You can reply in the same thread, update your reasoning, and submit a new version.
The goal is not just to reach a decision, but to justify it clearly.
Alert status and decisions
When you select a decision and submit your case, it reflects how you would act in a real environment.
The alert is simulated. Your decision represents your proposed action as an analyst.
- False positive - the behavior may look unusual, but there is no strong evidence of financial crime.
- True positive - the behavior clearly indicates suspicious or potentially illicit activity.
- Info requested - there is not enough information to make a decision. Additional data or documents are required.
- Escalated - the case is complex or high-risk and should be reviewed at a higher level.
Your decision is recorded as part of the alert history and linked to your case.

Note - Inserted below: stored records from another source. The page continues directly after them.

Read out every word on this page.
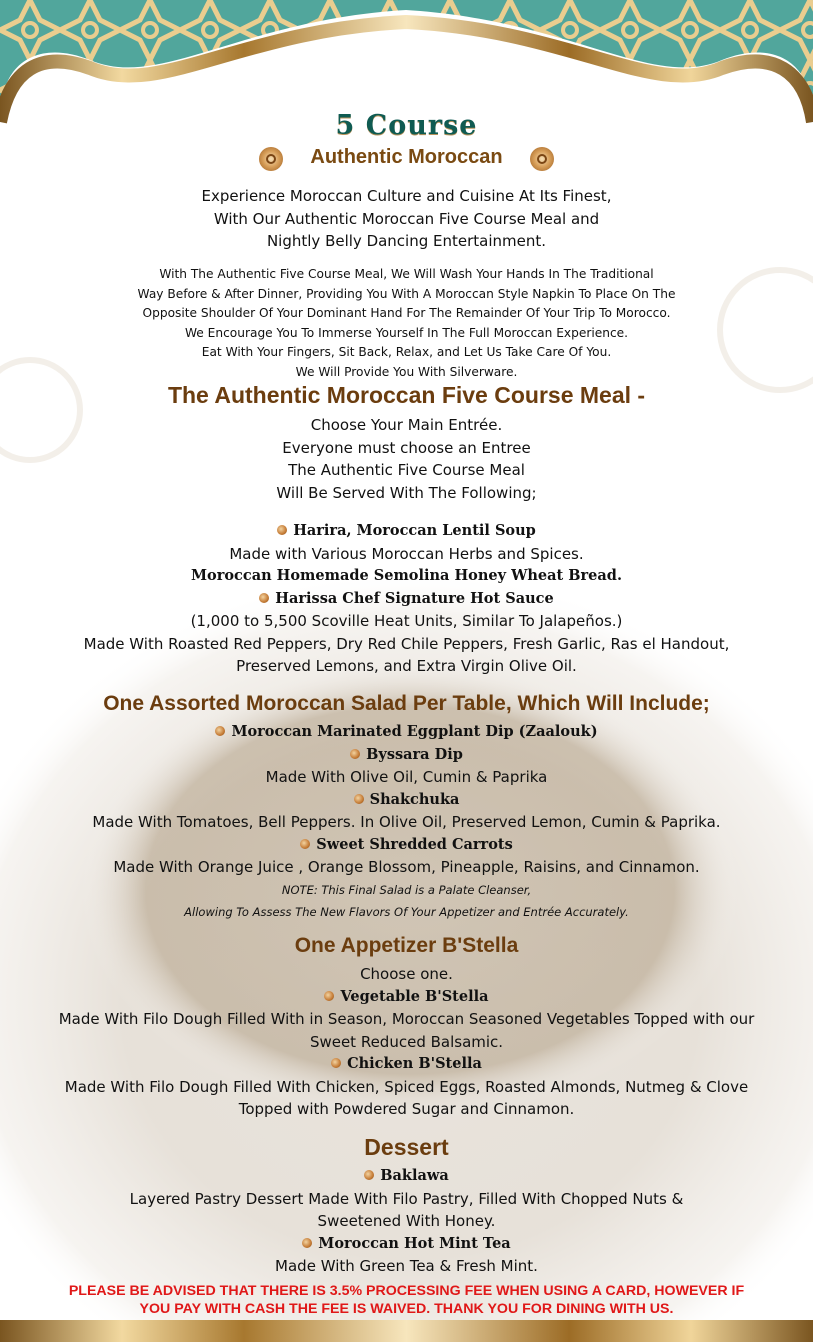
5 Course
Authentic Moroccan
Experience Moroccan Culture and Cuisine At Its Finest,
With Our Authentic Moroccan Five Course Meal and
Nightly Belly Dancing Entertainment.
With The Authentic Five Course Meal, We Will Wash Your Hands In The Traditional
Way Before & After Dinner, Providing You With A Moroccan Style Napkin To Place On The
Opposite Shoulder Of Your Dominant Hand For The Remainder Of Your Trip To Morocco.
We Encourage You To Immerse Yourself In The Full Moroccan Experience.
Eat With Your Fingers, Sit Back, Relax, and Let Us Take Care Of You.
We Will Provide You With Silverware.
The Authentic Moroccan Five Course Meal -
Choose Your Main Entrée.
Everyone must choose an Entree
The Authentic Five Course Meal
Will Be Served With The Following;
Harira, Moroccan Lentil Soup
Made with Various Moroccan Herbs and Spices.
Moroccan Homemade Semolina Honey Wheat Bread.
Harissa Chef Signature Hot Sauce
(1,000 to 5,500 Scoville Heat Units, Similar To Jalapeños.)
Made With Roasted Red Peppers, Dry Red Chile Peppers, Fresh Garlic, Ras el Handout,
Preserved Lemons, and Extra Virgin Olive Oil.
One Assorted Moroccan Salad Per Table, Which Will Include;
Moroccan Marinated Eggplant Dip (Zaalouk)
Byssara Dip
Made With Olive Oil, Cumin & Paprika
Shakchuka
Made With Tomatoes, Bell Peppers. In Olive Oil, Preserved Lemon, Cumin & Paprika.
Sweet Shredded Carrots
Made With Orange Juice , Orange Blossom, Pineapple, Raisins, and Cinnamon.
NOTE: This Final Salad is a Palate Cleanser,
Allowing To Assess The New Flavors Of Your Appetizer and Entrée Accurately.
One Appetizer B'Stella
Choose one.
Vegetable B'Stella
Made With Filo Dough Filled With in Season, Moroccan Seasoned Vegetables Topped with our
Sweet Reduced Balsamic.
Chicken B'Stella
Made With Filo Dough Filled With Chicken, Spiced Eggs, Roasted Almonds, Nutmeg & Clove
Topped with Powdered Sugar and Cinnamon.
Dessert
Baklawa
Layered Pastry Dessert Made With Filo Pastry, Filled With Chopped Nuts &
Sweetened With Honey.
Moroccan Hot Mint Tea
Made With Green Tea & Fresh Mint.
PLEASE BE ADVISED THAT THERE IS 3.5% PROCESSING FEE WHEN USING A CARD, HOWEVER IF
YOU PAY WITH CASH THE FEE IS WAIVED. THANK YOU FOR DINING WITH US.
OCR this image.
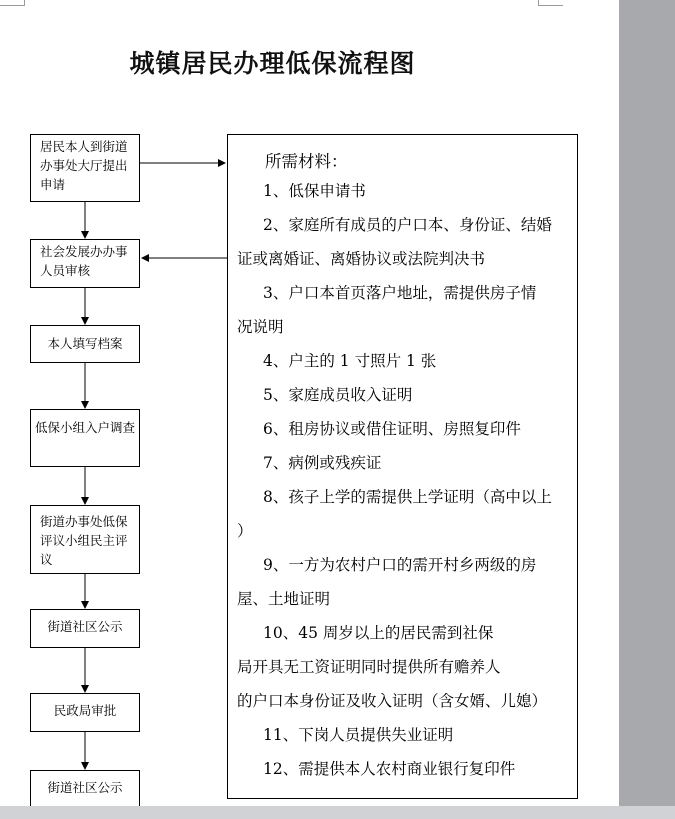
城镇居民办理低保流程图
居民本人到街道办事处大厅提出申请
社会发展办办事人员审核
本人填写档案
低保小组入户调查
街道办事处低保评议小组民主评议
街道社区公示
民政局审批
街道社区公示
所需材料：
1、低保申请书
2、家庭所有成员的户口本、身份证、结婚
证或离婚证、离婚协议或法院判决书
3、户口本首页落户地址，需提供房子情
况说明
4、户主的 1 寸照片 1 张
5、家庭成员收入证明
6、租房协议或借住证明、房照复印件
7、病例或残疾证
8、孩子上学的需提供上学证明（高中以上
）
9、一方为农村户口的需开村乡两级的房
屋、土地证明
10、45 周岁以上的居民需到社保
局开具无工资证明同时提供所有赡养人
的户口本身份证及收入证明（含女婿、儿媳）
11、下岗人员提供失业证明
12、需提供本人农村商业银行复印件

How to structure your analysis
Your case note should reflect clear analytical thinking.
Use a simple structure:
Activity review: What happened.
Red flags: What is suspicious.
Decision: Your conclusion.
Rationale: Why you made this decision.
Example
Activity review: The user received multiple incoming transfers over 3 days from different senders. Total volume reached €18,000. Shortly after receiving funds, most of the balance was withdrawn to an external wallet. No prior transaction history before this activity.
Red flags: Multiple third-party senders. Rapid movement of funds after receipt. No historical activity
Decision: Info requested
Rationale: The transaction pattern is potentially suspicious, but there is not enough information to confirm financial crime. The user should be asked to clarify:
- Source of funds (who the senders are and relationship to the user)
- Purpose of the transactions
- Destination of funds (who received them and why)
- Supporting documents if applicable
Without this information, the behaviour cannot be confidently classified as either legitimate or suspicious.